Gold slipped below the key $2,000 level on Monday as the dollar advanced on Friday’s strong U.S. jobs numbers, while traders also positioned for inflation readings this week that could offer further cues on interest rate hikes.
Spot gold fell 0.9% to $1,990.29 per ounce by 10:22 a.m. ET, while U.S. gold futures slipped about 1% to $2,005.30.
U.S. employers maintained a strong pace of hiring in March, likely giving room for the Federal Reserve to hike rates again.
Chances of a 25-basis point rate hike next month were now pegged at 69%, driving an uptick in the dollar, making dollar-denominated bullion less attractive for holders of other currencies.

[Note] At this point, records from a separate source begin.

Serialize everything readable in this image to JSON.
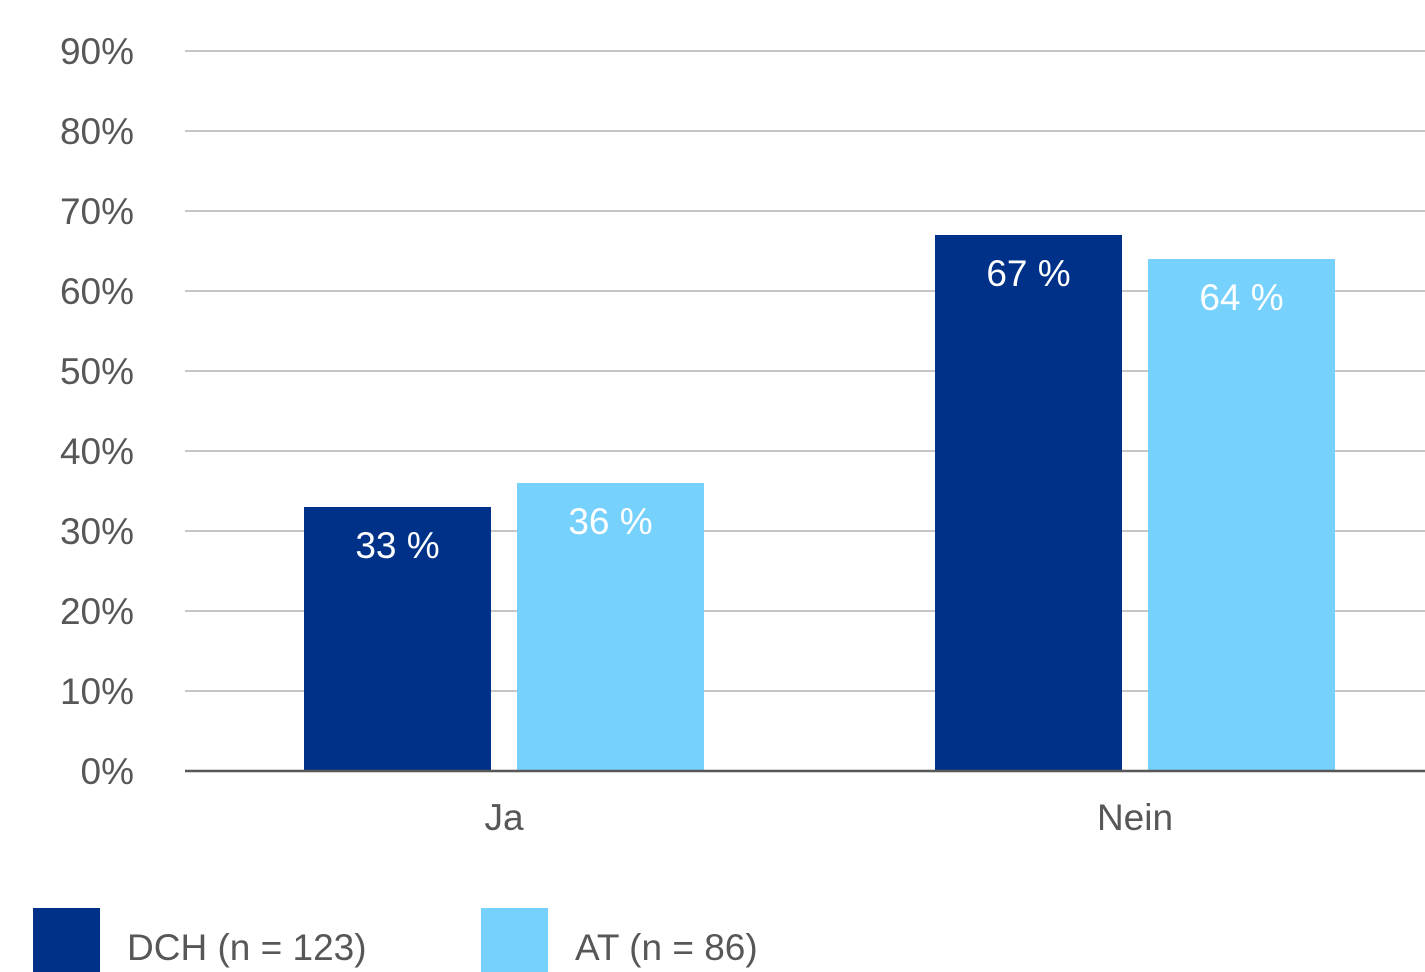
{
  "chart_data": {
    "type": "bar",
    "categories": [
      "Ja",
      "Nein"
    ],
    "series": [
      {
        "name": "DCH (n = 123)",
        "values": [
          33,
          67
        ],
        "labels": [
          "33 %",
          "67 %"
        ],
        "color": "#003189"
      },
      {
        "name": "AT (n = 86)",
        "values": [
          36,
          64
        ],
        "labels": [
          "36 %",
          "64 %"
        ],
        "color": "#76d1fc"
      }
    ],
    "ylim": [
      0,
      90
    ],
    "yticks": [
      "0%",
      "10%",
      "20%",
      "30%",
      "40%",
      "50%",
      "60%",
      "70%",
      "80%",
      "90%"
    ],
    "grid": true,
    "legend": "bottom-left",
    "colors": {
      "grid": "#b3b3b3",
      "axis": "#575757",
      "text": "#575757"
    }
  }
}
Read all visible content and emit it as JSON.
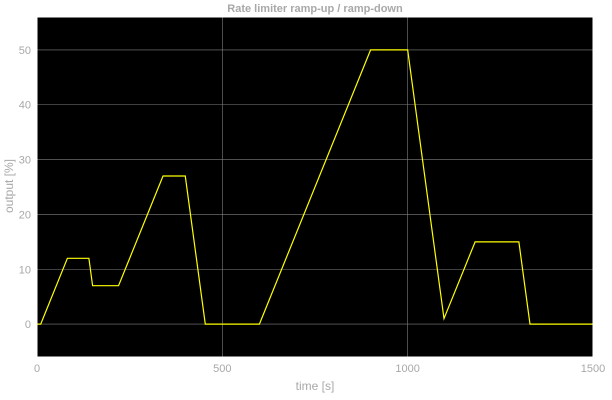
{
  "chart_data": {
    "type": "line",
    "title": "Rate limiter ramp-up / ramp-down",
    "xlabel": "time [s]",
    "ylabel": "output [%]",
    "xlim": [
      0,
      1500
    ],
    "ylim": [
      -6,
      56
    ],
    "xticks": [
      0,
      500,
      1000,
      1500
    ],
    "yticks": [
      0,
      10,
      20,
      30,
      40,
      50
    ],
    "grid": true,
    "colors": {
      "background": "#000000",
      "line": "#ffff00",
      "grid": "#808080",
      "text": "#a8a8a8"
    },
    "series": [
      {
        "x": [
          0,
          10,
          82,
          140,
          150,
          220,
          340,
          400,
          454,
          600,
          900,
          1000,
          1098,
          1182,
          1300,
          1330,
          1500
        ],
        "y": [
          0,
          0,
          12,
          12,
          7,
          7,
          27,
          27,
          0,
          0,
          50,
          50,
          1,
          15,
          15,
          0,
          0
        ]
      }
    ]
  }
}
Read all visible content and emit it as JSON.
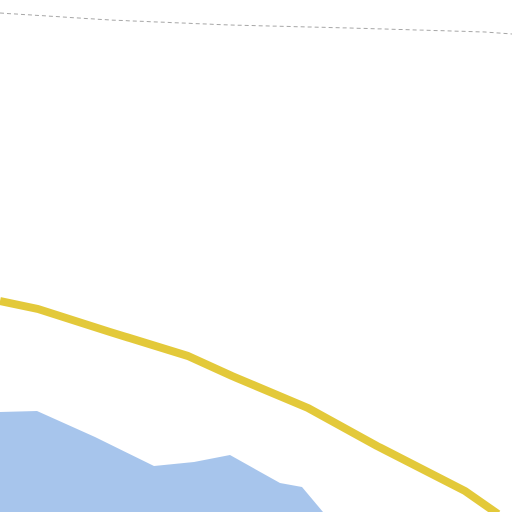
{
  "map": {
    "type": "map-tile",
    "background_color": "#ffffff",
    "features": [
      {
        "kind": "administrative-boundary",
        "style": "dashed",
        "color": "#a6a6a6"
      },
      {
        "kind": "major-road",
        "color": "#e3c93a"
      },
      {
        "kind": "water-body",
        "color": "#a7c5ec"
      }
    ]
  }
}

Higher interest rates usually dull the appeal of zero-yielding gold, despite its traditional status as an inflation hedge.
Gold slides 1% after US jobs data raises rate hike bets
“With the probability of energy inflation, rate hikes are still on the table and that can push gold back even further,” said Daniel Pavilonis, senior market strategist at RJO Futures.
Gold surpassed $2,000 last week as weak U.S. economic data spurred worries of a slowdown following a surge in oil.
“If interest rates are a quarter basis point here, quarter basis point there, I don’t think the stocks would react too negatively to that, but what that would do to gold is really box the market in,” Pavilonis added.
The U.S. CPI print is due at 1230 GMT on Wednesday, and will be followed by Fed minutes from their last meeting, later in the day.
Signs that U.S. disinflation is gathering pace, allowing the Fed to pause rate hikes sooner rather than later, may restore gold to recent highs, said Han Tan, chief market analyst at Exinity.
Silver fell 0.6% to $24.85 per ounce, platinum shed 1.5% to $992.73, while palladium dropped 2% to $1,436.98.